28 Janvier 2013 , Rédigé par Aimons les Comores

Il était aux environs de 13 heures, vendredi dernier, au moment où quatre jeunes filles, âgées de 14 à 18 ans, ont trouvé la mort, dans un impluvium située à Bandasamlini, dans les environs de la localité de Ipvembeni dans la région Mbude. “On était sept à se baigner quand Zainaba a glissé. Nous avons tenté de la sauver et nous sommes tombées avec elle”, raconte Karima Mmadi, une rescapée de cette effrayante tragédie.

 

Ipvembeni



Le récit des faits, par cette miraculée, est d’une incroyable affliction. Profitant du jour férié pour l’école coranique, sept jeunes filles se baignaient dans l’impluvium après avoir ramassé du bois sec pour la cuisson. Zainaba Youssouf, âgée de 18 ans aurait dérapé et coulé dans cet entonnoir géant et très glissant de près de dix mètres de profondeur.

En essayant de la faire monter en surface, trois autres filles (Assiata Mohamed, Amina Mohamed, Raïssa Ali) vont se noyer avec elle. La petite Karima l’a échappé belle. “J’ai tenu un bâton pour tenter de les faire monter mais elles étaient trop lourdes, je risquais de tomber moi aussi, j’ai lâché prise”, a-t-elle confié avec angoisse. Elle et les deux autres filles vont prendre leurs jambes à leurs cous pour aller chercher de l’aide. Trente minutes plus tard, les secours en provenance de la ville seront sur place. Mais il sera bien trop tard.

Le docteur Randrianary Michel Herich, médecin au centre de santé communautaire de Ipvembeni, a confié que les trois filles étaient déjà mortes en arrivant au centre hospitalier. “Une, seulement, présentait des signes de vie à son arrivée ici. Elle avait des aliments qui sortaient de la bouche“, a-t-il expliqué. Mais le médecin malgache avait décidé de les transférer toutes à l’hôpital El-Maarouf.
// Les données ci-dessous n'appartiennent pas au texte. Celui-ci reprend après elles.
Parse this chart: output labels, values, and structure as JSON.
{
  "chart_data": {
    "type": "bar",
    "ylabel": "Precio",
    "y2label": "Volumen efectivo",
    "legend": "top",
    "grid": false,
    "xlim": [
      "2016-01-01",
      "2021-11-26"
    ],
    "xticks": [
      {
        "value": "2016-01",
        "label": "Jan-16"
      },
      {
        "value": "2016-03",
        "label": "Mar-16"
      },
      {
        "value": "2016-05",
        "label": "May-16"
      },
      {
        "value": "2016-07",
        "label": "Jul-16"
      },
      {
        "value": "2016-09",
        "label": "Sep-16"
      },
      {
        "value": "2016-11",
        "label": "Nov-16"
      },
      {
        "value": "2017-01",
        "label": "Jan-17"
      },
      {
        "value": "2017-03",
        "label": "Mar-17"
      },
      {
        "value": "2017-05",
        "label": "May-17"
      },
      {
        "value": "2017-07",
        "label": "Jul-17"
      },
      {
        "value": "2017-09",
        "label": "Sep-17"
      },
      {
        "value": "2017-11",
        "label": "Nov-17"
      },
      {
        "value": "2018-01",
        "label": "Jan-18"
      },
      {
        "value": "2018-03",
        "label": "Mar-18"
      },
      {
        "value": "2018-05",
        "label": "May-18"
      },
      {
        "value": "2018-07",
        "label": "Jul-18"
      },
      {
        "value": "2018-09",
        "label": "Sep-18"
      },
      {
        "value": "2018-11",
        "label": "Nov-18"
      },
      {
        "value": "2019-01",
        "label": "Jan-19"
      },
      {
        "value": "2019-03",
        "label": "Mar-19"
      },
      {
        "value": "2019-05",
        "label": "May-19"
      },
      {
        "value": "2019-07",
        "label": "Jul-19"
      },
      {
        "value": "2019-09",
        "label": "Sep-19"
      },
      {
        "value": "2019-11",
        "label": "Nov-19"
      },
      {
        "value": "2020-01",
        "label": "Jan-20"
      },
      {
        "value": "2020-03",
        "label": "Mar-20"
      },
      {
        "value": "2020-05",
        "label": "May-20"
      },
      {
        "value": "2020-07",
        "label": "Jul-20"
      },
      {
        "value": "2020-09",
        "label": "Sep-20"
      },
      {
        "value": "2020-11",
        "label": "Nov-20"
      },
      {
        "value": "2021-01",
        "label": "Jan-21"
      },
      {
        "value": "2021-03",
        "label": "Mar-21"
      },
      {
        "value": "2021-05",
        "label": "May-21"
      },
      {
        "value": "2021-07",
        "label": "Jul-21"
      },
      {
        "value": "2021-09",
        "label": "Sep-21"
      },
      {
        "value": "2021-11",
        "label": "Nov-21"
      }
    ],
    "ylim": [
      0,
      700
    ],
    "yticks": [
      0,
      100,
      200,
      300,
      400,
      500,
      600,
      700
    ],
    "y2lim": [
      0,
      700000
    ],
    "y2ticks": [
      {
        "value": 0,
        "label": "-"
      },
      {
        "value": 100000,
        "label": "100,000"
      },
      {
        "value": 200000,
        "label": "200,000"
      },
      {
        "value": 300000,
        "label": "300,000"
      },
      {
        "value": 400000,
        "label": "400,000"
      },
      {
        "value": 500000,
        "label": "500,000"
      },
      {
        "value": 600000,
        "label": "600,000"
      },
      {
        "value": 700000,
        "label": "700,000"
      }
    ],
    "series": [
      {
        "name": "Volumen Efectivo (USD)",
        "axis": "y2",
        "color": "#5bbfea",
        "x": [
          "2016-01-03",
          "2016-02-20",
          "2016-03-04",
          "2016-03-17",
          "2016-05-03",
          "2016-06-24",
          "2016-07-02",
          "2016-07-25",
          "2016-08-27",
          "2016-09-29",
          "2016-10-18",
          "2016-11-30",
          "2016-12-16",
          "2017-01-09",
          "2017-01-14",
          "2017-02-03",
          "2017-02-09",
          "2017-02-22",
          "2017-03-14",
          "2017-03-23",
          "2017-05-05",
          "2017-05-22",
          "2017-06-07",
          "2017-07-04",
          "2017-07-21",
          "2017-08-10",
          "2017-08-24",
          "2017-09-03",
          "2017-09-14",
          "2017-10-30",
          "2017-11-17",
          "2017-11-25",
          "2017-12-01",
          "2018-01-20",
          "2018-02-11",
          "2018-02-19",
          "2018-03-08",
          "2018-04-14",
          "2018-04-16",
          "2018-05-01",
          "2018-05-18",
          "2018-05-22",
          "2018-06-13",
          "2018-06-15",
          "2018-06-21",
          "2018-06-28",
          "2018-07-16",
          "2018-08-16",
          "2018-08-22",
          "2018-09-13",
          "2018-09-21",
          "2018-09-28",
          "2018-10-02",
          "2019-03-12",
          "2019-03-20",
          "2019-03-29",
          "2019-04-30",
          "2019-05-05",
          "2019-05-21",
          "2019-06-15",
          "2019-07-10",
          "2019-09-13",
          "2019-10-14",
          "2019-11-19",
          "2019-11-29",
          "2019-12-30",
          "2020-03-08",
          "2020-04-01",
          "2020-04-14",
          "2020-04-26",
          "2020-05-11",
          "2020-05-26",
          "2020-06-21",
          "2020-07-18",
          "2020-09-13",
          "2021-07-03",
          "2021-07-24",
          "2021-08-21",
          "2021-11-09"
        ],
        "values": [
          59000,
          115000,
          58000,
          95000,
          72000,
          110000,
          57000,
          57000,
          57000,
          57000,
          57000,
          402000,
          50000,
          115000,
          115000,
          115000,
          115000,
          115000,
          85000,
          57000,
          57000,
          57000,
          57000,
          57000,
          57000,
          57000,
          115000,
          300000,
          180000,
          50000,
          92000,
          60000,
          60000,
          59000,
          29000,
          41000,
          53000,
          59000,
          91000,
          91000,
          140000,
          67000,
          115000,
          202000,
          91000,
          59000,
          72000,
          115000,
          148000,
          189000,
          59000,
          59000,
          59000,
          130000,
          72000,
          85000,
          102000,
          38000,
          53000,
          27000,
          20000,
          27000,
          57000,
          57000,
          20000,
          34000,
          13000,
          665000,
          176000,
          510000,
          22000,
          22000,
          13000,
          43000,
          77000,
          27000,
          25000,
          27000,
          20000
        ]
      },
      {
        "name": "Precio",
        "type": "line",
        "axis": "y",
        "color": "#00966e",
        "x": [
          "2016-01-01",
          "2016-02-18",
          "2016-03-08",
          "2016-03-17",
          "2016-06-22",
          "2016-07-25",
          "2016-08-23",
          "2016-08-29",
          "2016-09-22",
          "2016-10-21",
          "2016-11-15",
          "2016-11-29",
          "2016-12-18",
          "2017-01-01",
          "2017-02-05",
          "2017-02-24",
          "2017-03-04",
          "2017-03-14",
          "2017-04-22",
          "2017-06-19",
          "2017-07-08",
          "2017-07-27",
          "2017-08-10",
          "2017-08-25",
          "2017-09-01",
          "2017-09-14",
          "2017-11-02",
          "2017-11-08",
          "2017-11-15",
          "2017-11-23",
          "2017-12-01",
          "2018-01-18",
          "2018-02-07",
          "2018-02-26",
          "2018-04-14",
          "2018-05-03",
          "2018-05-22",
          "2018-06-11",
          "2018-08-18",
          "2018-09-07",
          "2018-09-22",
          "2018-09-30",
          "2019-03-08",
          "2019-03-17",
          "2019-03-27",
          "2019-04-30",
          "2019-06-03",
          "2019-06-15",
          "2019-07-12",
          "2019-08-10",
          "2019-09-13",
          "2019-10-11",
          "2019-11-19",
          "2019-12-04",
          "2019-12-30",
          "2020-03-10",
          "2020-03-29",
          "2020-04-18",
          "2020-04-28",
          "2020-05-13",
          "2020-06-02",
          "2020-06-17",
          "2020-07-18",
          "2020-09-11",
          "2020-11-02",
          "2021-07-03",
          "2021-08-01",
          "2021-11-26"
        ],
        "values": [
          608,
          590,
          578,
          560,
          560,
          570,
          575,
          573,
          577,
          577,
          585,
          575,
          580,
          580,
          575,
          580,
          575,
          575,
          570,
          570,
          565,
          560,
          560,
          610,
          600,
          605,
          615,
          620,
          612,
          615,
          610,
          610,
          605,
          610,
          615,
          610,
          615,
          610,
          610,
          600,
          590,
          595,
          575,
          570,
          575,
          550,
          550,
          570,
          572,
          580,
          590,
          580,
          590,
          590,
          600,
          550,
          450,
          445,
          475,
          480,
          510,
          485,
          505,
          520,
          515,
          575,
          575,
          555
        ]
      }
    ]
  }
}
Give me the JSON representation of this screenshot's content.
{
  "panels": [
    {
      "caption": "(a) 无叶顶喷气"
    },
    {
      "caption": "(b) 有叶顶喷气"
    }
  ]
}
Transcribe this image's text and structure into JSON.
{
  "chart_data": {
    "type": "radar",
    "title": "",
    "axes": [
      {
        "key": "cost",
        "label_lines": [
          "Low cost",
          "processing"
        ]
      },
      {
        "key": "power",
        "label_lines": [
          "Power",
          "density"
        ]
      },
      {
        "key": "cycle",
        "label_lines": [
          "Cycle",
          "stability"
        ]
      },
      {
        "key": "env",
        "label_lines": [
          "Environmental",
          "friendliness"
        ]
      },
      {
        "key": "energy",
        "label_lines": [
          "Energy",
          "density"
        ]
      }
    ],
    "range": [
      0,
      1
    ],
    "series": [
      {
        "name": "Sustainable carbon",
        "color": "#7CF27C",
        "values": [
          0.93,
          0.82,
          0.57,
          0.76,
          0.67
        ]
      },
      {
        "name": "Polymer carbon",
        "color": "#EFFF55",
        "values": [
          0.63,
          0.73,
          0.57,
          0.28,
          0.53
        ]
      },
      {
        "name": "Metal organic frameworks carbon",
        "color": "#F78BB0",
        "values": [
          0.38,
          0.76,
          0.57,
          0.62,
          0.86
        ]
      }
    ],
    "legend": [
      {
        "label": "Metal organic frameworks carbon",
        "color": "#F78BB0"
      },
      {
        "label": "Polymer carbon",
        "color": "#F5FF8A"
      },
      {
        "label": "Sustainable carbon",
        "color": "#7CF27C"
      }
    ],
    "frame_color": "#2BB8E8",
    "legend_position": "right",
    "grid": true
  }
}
Et c’est sur le trajet entre Ipvembeni et Moroni que la quatrième fille a rendu l’âme, elle aussi. “Si nous avions un oxygénateur, nous aurions peut-être pu sauver celle-là“, a-t-il regretté. Le médecin a concèdé qu’il ne pouvait pas prévoir des interventions de noyade dans les hauts plateaux. “Le manque aussi d’une ambulance n’a pas facilité le transfert médicalement assisté vers l’hôpital El-Maarouf“, s’est-il insurgé.

Des personnes que nous avons rencontrées, samedi à Ipvembeni, ont affirmé que ce réservoir d’eau a été construit dans les années 50, par les Colons qui vivaient à Bandasamlini. A en croire Ali Mohamed Ali, un agriculteur, il s’agissait du troisième cas de noyade dans ce même bassin artificiel. La mère d’une des victimes exige, qu’il soit fermé et interdit d’accès aux enfants. “Nous ne voulons plus vivre ça“, a-t-elle dit sous le choc.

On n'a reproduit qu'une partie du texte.